2.2.2

[bk-cs]

New Commands

cloud-connect-azure

• Get-FalconDiscoverAzureCertificate

cloud-connect-cspm-azure

• Get-FalconHorizonAzureCertificate

mobile-enrollment

• Invoke-FalconMobileAction

psf-devices

• Find-FalconHostname

user-management

• Invoke-FalconUserAction

General Changes

• Re-organized public functions into files named for their URL prefix rather than their respective Swagger
  collection (which sometimes would match the prefix and sometimes wouldn't). Because of the number of endpoints
  that fell under 'policy', it is segmented into specific files.

• The public users.ps1 and user-roles.ps1 files have been consolidated under user-management.ps1 and merged
  with new /user-management/ endpoints.

• Updated IPv4 regex used by Test-RegexValue private function.

• Streamlined looping functionality (used with All parameter). Updated all commands to output groups of
  results as they are retrieved instead of the entire result set at the end of a loop. Also verified that
  authorization tokens are properly refreshed during a long running loop.

Command Changes

• Modified Add-FalconSensorTag and Remove-FalconSensorTag to include the uninstall token of the target device
  and while adding and removing sensor tags with CsSensorSettings.exe on Windows sensor versions v6.42 and above.

• Modified Get-FalconSensorTag to return the FalconSensorTags values listed in a devices API response if the
  target device is Windows sensor version 6.42 or above. If CsSensorSettings.exe is updated to include a method
  to get sensor tags, Get-FalconSensorTag will use that method in the future.

• Removed mandatory requirement for TenantId parameter within the Get-FalconDiscoverAzureAccount command.

• Updated Invoke-FalconAlertAction to use the new v2 endpoint which includes formatting corrections.

• Based on code provided by @SleepySysadmin, Invoke-FalconIdentityGraph now has an All parameter when using
  Query!

  When used with a query that includes pageInfo{endCursor hasNextPage}, results will be paginated automatically
  and only relevant data will be output (similar to the rest of the PSFalcon commands) instead of the entire
  object.

  All will automatically be added if a query begins with ($after: Cursor) and has after in the query
  parameters, as it is assumed that all results are expected.

  If pageInfo is not provided in the query and All is specified, a warning message will be generated.

  A query without All will produce the same results as earlier versions of the module.

• Added Mutation parameter to Invoke-FalconIdentityGraph.

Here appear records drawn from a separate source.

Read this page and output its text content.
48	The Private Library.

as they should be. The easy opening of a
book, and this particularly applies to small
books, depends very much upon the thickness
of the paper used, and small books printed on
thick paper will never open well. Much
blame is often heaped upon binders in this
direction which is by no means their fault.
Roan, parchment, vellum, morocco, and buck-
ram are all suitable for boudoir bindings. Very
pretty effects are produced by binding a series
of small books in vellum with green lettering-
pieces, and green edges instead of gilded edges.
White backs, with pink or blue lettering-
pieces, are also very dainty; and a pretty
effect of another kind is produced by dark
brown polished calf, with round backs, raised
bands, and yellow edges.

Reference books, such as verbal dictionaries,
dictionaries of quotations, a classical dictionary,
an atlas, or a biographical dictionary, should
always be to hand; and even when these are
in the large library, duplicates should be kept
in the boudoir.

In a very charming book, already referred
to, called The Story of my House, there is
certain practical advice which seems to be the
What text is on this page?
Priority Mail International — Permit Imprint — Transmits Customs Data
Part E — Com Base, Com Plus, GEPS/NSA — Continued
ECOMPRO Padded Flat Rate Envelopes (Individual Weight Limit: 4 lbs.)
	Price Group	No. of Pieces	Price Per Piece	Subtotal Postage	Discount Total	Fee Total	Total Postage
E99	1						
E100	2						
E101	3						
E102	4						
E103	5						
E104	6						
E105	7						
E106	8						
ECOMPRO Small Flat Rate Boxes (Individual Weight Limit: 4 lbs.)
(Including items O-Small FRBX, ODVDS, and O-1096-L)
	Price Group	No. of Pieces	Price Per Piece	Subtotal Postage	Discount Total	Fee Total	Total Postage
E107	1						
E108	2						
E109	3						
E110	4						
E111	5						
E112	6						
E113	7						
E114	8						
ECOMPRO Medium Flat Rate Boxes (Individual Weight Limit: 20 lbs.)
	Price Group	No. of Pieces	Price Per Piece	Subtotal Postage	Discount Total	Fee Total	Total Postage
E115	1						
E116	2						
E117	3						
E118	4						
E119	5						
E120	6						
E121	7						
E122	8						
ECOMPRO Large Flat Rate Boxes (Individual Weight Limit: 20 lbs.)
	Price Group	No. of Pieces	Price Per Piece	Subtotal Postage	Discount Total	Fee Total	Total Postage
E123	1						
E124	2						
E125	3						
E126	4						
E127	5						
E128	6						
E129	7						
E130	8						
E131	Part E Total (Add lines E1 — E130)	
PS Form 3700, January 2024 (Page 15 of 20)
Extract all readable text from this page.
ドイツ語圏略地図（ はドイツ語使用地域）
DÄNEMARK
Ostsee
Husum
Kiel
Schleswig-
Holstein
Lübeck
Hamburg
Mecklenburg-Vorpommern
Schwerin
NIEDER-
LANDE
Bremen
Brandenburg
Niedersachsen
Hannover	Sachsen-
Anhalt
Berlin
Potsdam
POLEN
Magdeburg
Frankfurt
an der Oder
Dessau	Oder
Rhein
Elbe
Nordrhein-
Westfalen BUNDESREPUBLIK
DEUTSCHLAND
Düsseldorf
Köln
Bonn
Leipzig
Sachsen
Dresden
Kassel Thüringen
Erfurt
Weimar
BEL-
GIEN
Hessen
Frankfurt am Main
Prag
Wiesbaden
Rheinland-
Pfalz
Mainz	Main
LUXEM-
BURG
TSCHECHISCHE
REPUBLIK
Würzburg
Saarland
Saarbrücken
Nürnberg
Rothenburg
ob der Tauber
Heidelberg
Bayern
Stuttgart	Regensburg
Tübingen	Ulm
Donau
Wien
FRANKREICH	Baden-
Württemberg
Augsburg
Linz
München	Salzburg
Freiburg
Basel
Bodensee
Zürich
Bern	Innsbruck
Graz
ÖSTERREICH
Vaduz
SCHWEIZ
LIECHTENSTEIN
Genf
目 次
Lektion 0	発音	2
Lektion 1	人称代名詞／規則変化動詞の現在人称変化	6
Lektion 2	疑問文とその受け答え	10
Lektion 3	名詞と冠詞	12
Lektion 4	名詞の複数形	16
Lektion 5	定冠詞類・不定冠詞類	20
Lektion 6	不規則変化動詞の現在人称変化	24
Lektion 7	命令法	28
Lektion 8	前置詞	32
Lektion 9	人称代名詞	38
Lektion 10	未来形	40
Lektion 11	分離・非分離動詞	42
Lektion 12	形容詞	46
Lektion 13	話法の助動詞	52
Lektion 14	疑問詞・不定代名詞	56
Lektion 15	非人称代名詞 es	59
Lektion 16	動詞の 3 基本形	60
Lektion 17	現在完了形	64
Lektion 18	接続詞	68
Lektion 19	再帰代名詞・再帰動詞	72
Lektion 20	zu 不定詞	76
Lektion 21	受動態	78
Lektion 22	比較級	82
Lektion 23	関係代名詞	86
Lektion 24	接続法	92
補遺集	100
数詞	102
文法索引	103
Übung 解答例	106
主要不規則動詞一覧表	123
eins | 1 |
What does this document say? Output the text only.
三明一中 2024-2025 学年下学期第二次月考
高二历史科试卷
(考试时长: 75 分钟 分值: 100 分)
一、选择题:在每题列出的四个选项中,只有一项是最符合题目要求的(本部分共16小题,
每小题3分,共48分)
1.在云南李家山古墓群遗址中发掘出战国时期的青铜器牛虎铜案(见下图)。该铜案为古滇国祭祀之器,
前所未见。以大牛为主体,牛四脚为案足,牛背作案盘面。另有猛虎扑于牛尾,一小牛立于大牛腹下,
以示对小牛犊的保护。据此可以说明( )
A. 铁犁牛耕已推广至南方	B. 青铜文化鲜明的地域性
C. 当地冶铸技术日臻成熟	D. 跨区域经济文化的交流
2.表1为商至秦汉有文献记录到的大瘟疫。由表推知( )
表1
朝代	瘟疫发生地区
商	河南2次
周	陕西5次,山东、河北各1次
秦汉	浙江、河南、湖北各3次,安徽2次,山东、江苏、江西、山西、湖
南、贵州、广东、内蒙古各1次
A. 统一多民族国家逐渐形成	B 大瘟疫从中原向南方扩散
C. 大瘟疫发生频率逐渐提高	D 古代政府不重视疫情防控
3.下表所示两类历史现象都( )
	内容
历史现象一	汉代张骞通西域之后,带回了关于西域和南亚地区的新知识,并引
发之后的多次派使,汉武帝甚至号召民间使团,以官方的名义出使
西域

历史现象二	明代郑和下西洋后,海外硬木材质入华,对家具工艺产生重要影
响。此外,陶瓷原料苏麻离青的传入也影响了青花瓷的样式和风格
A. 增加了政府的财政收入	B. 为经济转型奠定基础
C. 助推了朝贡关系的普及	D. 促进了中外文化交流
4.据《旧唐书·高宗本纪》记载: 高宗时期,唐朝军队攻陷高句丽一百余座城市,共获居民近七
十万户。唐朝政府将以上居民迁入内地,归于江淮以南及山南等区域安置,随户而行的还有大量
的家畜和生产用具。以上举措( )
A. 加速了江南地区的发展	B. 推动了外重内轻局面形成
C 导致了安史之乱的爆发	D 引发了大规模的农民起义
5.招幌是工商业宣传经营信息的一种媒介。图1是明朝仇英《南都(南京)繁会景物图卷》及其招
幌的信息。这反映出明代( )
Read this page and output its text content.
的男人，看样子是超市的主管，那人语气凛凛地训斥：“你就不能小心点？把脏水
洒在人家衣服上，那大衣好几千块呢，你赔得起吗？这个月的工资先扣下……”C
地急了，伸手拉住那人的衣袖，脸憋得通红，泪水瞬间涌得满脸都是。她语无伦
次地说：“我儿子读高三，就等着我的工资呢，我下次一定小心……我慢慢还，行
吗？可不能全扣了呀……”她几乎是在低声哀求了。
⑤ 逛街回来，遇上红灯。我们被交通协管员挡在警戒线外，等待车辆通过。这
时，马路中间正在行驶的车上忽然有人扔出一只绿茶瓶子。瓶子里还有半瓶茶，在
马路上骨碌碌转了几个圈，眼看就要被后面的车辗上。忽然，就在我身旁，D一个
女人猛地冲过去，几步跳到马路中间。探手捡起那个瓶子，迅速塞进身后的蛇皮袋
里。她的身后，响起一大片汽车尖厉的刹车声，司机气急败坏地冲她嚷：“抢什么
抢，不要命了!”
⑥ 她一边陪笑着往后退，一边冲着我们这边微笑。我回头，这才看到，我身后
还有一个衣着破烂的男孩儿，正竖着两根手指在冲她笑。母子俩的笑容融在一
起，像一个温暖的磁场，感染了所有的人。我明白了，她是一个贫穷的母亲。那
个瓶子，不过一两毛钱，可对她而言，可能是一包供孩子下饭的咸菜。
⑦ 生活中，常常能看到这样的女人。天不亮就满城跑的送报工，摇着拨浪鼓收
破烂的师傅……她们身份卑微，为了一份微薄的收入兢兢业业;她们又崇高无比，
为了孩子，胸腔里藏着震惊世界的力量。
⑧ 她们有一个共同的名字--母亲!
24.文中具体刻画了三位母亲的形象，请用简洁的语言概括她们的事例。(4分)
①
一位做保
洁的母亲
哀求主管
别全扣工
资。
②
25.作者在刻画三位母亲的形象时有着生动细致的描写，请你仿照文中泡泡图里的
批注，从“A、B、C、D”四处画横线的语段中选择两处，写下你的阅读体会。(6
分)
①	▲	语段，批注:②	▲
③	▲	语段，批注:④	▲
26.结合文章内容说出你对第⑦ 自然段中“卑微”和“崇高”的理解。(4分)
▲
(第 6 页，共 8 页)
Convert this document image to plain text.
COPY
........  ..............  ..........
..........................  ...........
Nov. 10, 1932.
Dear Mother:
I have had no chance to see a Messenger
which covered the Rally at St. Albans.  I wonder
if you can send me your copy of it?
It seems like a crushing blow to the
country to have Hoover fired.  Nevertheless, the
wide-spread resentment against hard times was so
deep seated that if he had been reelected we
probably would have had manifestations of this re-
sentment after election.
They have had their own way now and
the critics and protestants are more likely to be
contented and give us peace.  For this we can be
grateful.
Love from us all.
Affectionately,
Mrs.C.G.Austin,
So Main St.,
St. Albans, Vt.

• Updated Add-FalconRole, Edit-FalconUser, Get-FalconUser, New-FalconUser, Remove-FalconRole, and
  Remove-FalconUser, to use new /user-management/ endpoints where appropriate. These commands behave as they
  did before, unless using additional parameters to signify that requests are being performed within a
  multi-CID environment.

• Get-FalconRole has been updated to produce results from new /user-management/ endpoints.

Resolved Issues

• Issue 170: Invoke-Loop changes should eliminate token failures during retrieval of large result sets.

• Issue 222: Updated comparison process to ensure an imported policy would be properly added to the list of
  items to be modified, whether or not it was going to be created. Removed existing copy policy operation from
  creation process.

• Issue 223: Removed extraneous 'Endpoint' definition that was generating an error.

• Issue 231: Corrected addition of FirewallRule when using Export-FalconConfig -Item FirewallGroup. This fix
  should also resolve issues when exporting HostGroup and a singular 'exclusion' item.

• Issue 232: Re-added 'Outfile' designation for Path parameter in Receive-FalconArtifact. This should have
  been present and was accidentally removed in an earlier module version.

---

This discussion was created from the release 2.2.2.